Example: burning coal releases the toxic silvery metal mercury into the air; when mercury settles to the ground it gets into water, then into fish, making them toxic and dangerous to eat. If the Environmental Protection Agency (EPA) proposes a restriction on the emission of mercury from coal-burning power plants, someone in the White House compares the coal industry’s immediate cost versus the future benefit for people eating less-toxic fish. Only dollar-costs and dollar-benefits are considered, so human lives are represented by dollars. Because costs are paid now but benefits occur in the future and future dollars are worth less than today’s dollars (because of inflation), benefits get “discounted” — meaning a human life saved in the future is worth fewer dollars than a human life today.

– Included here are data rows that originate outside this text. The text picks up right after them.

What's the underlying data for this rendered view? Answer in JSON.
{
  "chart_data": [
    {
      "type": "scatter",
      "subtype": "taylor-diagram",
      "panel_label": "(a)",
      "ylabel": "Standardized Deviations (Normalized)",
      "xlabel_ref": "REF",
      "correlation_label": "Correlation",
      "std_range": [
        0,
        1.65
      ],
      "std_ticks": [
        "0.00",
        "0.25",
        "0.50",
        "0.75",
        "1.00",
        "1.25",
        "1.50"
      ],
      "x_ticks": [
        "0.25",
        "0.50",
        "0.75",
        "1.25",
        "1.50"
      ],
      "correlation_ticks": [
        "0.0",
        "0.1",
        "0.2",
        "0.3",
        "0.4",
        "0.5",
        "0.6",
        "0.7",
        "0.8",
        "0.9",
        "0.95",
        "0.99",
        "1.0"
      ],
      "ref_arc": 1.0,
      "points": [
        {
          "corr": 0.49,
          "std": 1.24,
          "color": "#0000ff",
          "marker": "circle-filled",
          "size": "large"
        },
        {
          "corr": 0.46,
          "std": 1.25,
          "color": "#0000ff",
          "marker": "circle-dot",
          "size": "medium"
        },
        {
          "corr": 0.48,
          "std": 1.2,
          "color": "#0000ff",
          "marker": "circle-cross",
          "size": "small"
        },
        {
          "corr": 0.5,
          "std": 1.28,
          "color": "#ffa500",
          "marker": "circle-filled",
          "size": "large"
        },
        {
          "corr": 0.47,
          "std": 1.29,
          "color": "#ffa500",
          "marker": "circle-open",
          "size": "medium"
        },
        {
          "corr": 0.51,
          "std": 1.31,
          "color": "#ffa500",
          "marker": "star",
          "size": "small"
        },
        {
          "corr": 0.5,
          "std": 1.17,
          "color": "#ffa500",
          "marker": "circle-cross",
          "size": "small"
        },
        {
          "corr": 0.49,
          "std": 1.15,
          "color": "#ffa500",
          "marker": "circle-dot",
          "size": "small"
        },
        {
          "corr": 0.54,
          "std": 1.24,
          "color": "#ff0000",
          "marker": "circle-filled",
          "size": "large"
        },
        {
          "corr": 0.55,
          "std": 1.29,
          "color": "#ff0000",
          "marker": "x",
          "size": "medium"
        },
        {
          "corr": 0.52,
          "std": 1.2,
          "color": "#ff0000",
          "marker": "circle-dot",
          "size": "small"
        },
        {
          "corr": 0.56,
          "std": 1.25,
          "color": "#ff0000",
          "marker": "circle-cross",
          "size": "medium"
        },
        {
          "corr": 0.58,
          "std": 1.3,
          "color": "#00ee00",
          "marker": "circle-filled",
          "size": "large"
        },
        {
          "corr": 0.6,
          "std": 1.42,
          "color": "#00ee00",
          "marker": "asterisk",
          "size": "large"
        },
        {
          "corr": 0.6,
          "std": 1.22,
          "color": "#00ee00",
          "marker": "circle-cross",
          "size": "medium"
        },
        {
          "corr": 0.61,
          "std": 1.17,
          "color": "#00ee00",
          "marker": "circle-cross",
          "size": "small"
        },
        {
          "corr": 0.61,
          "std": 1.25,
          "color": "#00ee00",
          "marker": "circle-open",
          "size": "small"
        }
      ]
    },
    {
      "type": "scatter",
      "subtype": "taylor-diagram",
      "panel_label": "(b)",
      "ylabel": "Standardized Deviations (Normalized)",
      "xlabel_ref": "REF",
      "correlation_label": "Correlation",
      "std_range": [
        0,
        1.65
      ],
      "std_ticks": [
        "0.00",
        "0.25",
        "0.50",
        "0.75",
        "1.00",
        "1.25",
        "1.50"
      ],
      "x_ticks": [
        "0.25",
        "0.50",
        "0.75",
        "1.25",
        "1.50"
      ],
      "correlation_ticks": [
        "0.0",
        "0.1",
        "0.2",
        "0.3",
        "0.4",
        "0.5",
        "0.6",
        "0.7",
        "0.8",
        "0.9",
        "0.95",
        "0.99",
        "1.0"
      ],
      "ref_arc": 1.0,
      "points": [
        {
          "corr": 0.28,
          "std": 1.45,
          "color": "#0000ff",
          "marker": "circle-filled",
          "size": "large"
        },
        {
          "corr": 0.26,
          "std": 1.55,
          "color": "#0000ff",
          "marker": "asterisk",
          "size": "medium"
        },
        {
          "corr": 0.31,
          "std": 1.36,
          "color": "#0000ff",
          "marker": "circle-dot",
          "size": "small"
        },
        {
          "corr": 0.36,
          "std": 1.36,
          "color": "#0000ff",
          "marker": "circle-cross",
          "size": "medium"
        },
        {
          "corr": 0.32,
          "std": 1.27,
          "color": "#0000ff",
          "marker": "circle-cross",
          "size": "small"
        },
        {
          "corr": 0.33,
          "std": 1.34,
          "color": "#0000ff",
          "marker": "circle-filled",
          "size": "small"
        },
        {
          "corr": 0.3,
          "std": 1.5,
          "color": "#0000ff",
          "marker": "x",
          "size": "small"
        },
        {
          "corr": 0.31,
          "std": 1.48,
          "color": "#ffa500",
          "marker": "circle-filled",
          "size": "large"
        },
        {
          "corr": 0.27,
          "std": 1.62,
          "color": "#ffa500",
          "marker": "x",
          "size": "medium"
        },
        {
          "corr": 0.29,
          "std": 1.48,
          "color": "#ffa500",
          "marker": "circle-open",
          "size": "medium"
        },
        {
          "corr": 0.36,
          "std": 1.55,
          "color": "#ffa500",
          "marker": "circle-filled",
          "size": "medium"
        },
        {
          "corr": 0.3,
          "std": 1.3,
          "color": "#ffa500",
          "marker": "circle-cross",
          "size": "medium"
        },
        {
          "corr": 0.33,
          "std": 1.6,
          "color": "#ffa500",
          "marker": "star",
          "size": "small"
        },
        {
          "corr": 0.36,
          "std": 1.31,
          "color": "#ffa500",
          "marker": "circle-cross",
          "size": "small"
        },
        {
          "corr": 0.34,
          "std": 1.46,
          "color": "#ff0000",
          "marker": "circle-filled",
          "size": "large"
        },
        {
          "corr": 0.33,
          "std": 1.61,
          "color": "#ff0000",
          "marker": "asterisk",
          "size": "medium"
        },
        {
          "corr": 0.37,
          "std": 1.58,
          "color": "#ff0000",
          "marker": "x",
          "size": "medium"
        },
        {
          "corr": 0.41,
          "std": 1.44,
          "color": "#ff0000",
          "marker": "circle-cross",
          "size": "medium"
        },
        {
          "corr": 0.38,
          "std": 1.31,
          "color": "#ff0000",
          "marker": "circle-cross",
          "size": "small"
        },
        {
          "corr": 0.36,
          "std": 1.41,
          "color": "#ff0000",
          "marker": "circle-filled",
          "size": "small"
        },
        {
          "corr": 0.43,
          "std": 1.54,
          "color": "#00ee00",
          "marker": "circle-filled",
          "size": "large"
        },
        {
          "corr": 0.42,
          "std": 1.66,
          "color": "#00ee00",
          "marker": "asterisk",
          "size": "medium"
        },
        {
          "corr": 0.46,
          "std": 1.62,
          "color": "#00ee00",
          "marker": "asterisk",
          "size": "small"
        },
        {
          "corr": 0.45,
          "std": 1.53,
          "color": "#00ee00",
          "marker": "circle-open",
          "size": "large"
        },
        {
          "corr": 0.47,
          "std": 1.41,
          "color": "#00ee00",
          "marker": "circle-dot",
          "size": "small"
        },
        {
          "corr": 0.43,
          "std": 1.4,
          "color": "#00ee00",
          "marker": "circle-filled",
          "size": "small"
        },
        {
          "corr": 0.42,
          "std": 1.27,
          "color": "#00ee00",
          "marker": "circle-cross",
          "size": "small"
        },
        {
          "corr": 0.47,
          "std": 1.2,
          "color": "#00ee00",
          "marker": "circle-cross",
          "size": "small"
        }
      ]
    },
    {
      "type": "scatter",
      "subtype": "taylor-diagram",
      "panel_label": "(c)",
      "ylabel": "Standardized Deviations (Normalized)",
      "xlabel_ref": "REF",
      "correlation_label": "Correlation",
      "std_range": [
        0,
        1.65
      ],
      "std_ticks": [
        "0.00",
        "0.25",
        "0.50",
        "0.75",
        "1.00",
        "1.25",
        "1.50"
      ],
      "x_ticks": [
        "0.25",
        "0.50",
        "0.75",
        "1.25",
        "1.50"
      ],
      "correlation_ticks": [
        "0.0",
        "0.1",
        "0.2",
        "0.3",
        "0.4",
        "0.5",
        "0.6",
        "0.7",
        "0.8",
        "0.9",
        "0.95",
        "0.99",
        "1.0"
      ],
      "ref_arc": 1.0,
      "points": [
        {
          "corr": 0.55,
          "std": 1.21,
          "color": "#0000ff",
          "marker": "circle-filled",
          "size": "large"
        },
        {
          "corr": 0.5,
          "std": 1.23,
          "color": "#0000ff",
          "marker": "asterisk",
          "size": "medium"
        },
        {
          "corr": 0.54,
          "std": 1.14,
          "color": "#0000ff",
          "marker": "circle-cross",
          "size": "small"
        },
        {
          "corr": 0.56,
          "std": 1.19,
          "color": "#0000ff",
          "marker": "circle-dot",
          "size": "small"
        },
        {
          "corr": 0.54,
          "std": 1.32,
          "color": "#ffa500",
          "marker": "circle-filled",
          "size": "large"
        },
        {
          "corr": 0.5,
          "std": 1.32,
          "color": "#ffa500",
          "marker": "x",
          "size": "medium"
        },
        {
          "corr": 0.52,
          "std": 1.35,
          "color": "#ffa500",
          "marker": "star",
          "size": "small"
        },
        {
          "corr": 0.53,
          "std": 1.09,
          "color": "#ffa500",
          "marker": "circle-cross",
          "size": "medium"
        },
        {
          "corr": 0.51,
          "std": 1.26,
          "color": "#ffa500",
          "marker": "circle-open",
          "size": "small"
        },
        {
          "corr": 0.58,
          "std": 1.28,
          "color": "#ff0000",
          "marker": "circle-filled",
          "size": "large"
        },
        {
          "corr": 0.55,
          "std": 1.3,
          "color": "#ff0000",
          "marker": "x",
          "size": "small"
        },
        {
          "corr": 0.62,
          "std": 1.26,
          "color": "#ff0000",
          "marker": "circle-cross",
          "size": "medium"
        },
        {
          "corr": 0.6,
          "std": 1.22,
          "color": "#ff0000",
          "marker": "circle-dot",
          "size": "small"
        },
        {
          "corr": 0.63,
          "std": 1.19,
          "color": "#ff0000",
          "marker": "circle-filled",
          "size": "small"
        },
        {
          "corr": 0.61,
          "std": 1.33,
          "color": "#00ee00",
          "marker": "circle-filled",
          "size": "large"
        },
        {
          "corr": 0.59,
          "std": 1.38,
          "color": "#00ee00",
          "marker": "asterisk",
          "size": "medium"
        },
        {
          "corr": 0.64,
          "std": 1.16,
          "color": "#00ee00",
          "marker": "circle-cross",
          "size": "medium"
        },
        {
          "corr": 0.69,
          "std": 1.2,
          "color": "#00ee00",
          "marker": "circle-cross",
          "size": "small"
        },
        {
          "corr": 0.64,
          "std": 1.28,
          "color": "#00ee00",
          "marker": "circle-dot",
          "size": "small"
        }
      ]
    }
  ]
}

For instance, if a human life today is assumed to be worth $6 million and the average annual rate of inflation is 3.1%, then a life saved 20 years in the future gets discounted to about $3 million. By making decisions based only on dollars, and by discounting future benefits, many strict regulations have been shot down — they failed the cost-benefit test.
As time passed, the use of cost-benefit analysis spread across the country at state and local levels, gutting regulations everywhere. As a result, millions of projects that each cause modest harm to human health and the natural world have gotten a green light because each has been shown to produce more benefit than harm without anyone ever asking, “What is the cumulative effect of all these individually-approved projects?” Consequently, we now wake up to discover that the future of human existence is in doubt.
Millions of small “beneficial” decisions, added together, have ruined much of the planet as a place suitable for the diversity of life. The Board of Directors of the authoritative Millennium Ecosystem Assessment stated 15 years ago, “At the heart of this assessment is a stark warning. Human activity is putting such strain on the natural functions of Earth that the ability of the planet’s ecosystems to sustain future generations can no longer be taken for granted.”
Many progressives have adopted neoliberal cost-benefit decision-making with gusto. As Robert Kuttner has observed, cost-benefit analysis was given more importance during the progressive Obama administration than during the neoliberal George W. Bush administration.
The neoliberal approach to decisions is to ask, “How much harm is acceptable?” The better (progressive) question is, “How much harm is avoidable?” If we routinely asked how to minimize harm, we would search systematically for the least-harmful way to achieve all our goals. This “precautionary approach,” if widely adopted by industrial decision-makers and government regulators, could ensure a future for humans on planet Earth. But first progressives would need to reject the anti-government mind-set they adopted from neoliberals. As we confront the destruction of the natural world, strong, effective government is essential for human survival.